(This blog is the first of several about building a commercial capability as a company develops from pre-IND to Launch)
Every new biopharma startup needs a strong commercial perspective to inform its clinical development plan, valuation and market strategy. Some firms believe that all the competitive information they need can come from a couple of Decision Resources studies, or a one-off report from a commercial research vendor. Or perhaps, more forward-looking (and cash-heavy) companies will make an early full-time commercial hire.
An undervalued building block of any commercial capability is a foundational set of competitive data readily available for analysis. Most people think of commercial data as being generated by expensive primary market research - which it is, eventually… But a dataset built from secondary sources is difficult to develop and undervalued, and even harder to maintain.
This secondary source dataset is undervalued for several reasons:
Executives with a big pharma background (very common today) are used to automatic feeds from well-funded Business Analytics departments or plentiful third-party data sources that are cost prohibitive even for well-healed startups.
There is a sense that a lot of information is readily available from clinicaltrials.gov and is easy to access. But searching the site by line of therapy and MOA are hard and there is a paucity of outcomes information.
Science-oriented executives often significantly underestimate the people-hours behind relevant secondary market research.

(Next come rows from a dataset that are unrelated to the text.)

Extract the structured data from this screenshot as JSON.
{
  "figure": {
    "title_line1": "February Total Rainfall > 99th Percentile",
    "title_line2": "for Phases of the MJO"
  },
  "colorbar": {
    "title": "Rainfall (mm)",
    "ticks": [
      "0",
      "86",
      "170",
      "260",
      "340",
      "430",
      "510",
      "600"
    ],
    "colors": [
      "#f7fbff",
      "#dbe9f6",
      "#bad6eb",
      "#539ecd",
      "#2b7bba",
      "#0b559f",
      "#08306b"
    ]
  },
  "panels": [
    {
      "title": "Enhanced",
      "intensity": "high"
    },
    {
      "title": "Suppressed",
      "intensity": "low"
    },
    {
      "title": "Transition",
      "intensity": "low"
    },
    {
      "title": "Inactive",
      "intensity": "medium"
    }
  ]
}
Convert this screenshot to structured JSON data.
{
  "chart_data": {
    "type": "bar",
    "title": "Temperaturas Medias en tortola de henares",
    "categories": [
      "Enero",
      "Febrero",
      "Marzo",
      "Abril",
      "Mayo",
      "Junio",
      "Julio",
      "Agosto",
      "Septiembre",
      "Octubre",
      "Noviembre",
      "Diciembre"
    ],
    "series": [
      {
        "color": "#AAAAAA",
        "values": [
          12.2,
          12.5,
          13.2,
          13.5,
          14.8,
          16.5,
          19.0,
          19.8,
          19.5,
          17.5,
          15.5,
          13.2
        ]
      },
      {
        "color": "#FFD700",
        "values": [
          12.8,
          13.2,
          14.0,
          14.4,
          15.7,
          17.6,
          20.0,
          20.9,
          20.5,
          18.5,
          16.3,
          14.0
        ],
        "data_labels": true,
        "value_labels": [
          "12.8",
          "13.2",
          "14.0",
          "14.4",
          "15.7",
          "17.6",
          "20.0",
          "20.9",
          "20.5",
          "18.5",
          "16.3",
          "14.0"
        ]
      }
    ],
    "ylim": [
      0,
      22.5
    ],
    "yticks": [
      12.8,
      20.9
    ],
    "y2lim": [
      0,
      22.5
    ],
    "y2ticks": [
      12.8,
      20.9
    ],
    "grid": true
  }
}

Off-the-shelf reports (Decision Resources, EvaluatePharma, GlobalData, Cantor, etc.) are terrific, but always too general to apply directly to a specific situation. They are a starting point only, but some think this is “good enough” for pre-POC assets.
Too often, early-stage firms are overwhelmed by critical path issues such as IND filing, manufacturing challenges, clinical protocols, etc. Therefore, they only consider commercialization when they need to appease investors, such as at JP Morgan, or to show their board a plan. But the real value lays across the organization. For example, the data can inform the clinical development plan early enough to avoid obvious and not-so-obvious pitfalls (dosing, half-life, delivery, efficacy/safety tradeoff, patient selection, line and indication of entry, etc.).
As we note many times at First Principles, funding dollars for biopharma are precious, even when nine figures are raised. Every dollar not spent in the clinic is questioned. Therefore, whenever competitive intelligence is required, it is narrowly spec’d out and often ends up needing to be redone to support later work.
As an example, let us consider a hypothetical OncPlatformCo. OncPlatformCo has a technology that can be applied across several solid tumors at the very least, and maybe hematology as well. Management believes this technology works effectively in combination with immunotherapies. Therefore, the initial need is to track immunotherapy therapies across a spectrum of indications - which is does, hiring an outside firm. Eight months later, a decision is made to focus on NSCLC for value and a rare cancer for the lead. Now, with the indications in mind, line of therapy becomes important, particularly with lung cancer because of the complexity of the indication and additions to the standard of care. Before it wasn’t, therefore all the work will now be redone to add that detail (as that takes a lot of work). As the firm expands into lung, the management team realizes that other MOA’s are major competitive threats in this malignancy, and the search has to be expanded to include all MOA’s. In the meantime there has been some personnel changes and a new vendor was hired. A large bill comes in and the CEO wonders why all this money is spent for competitive intelligence as just a few months ago there was a six figure tab. It is not obvious the two datasets have little in common. And with the new vendor, the old data set is basically tossed out.
Now, OncPlatformCo has an inkling about its TPP and really wants to focus on a certain segment in third-line lung for its lead (with a second shot on goal for the rare cancer). Earlier research covered hundreds of trials, and now we are drilling into specifics such as trial inclusion/exclusion criteria and specific outcomes. Going to conferences and photographing posters is deemed a must. An even bigger bill comes in. And we have not even started primary market research on the TPP. The CBO requests an assessment of another indication in solid tumor, figuring there was earlier research across tumors, he thinks this is an easy ask. But of course it isn’t.
We can go on with the story, but it should be clear that we are only collecting information as we need it, and each time it is asked, it comes in a little differently. With different employees and different vendors coming and going, it feels like the same work is being redone over and over again. The same problem occurs at Big Pharma of course, but there are departments dedicated to it and there is scale.
A Potential Solution: Building a Competitive Intelligence Capability:
At First Principles, we think it is useful to think of the early stage commercial group a bit differently. The research and clinical sides of the house are constantly thinking about building capabilities, creating an evidence plan, validating models, establishing KOL relationships, developing channels to academia and institutions, etc. Even at the early stage, we should think of the commercial group as a capability, not as an input.
Part of that capability is a competitive data set. For a competitive data set, that means putting in a single source, one touch system. At First Principles, we have developed our own internal software for this purpose, but it can be done with discipline with Google Sheets. Structuring a dataset, and sourcing data carefully, a firm can build its capabilities with the idea that work will be re-examined from time to time. An alert system can be put into place to allow for easy updates to this single source of data, and a structured reporting structure can be put into place to allow for flexible access to data as needed. We will follow this blog with others about other capabilities that need to be developed from pre-IND to Launch.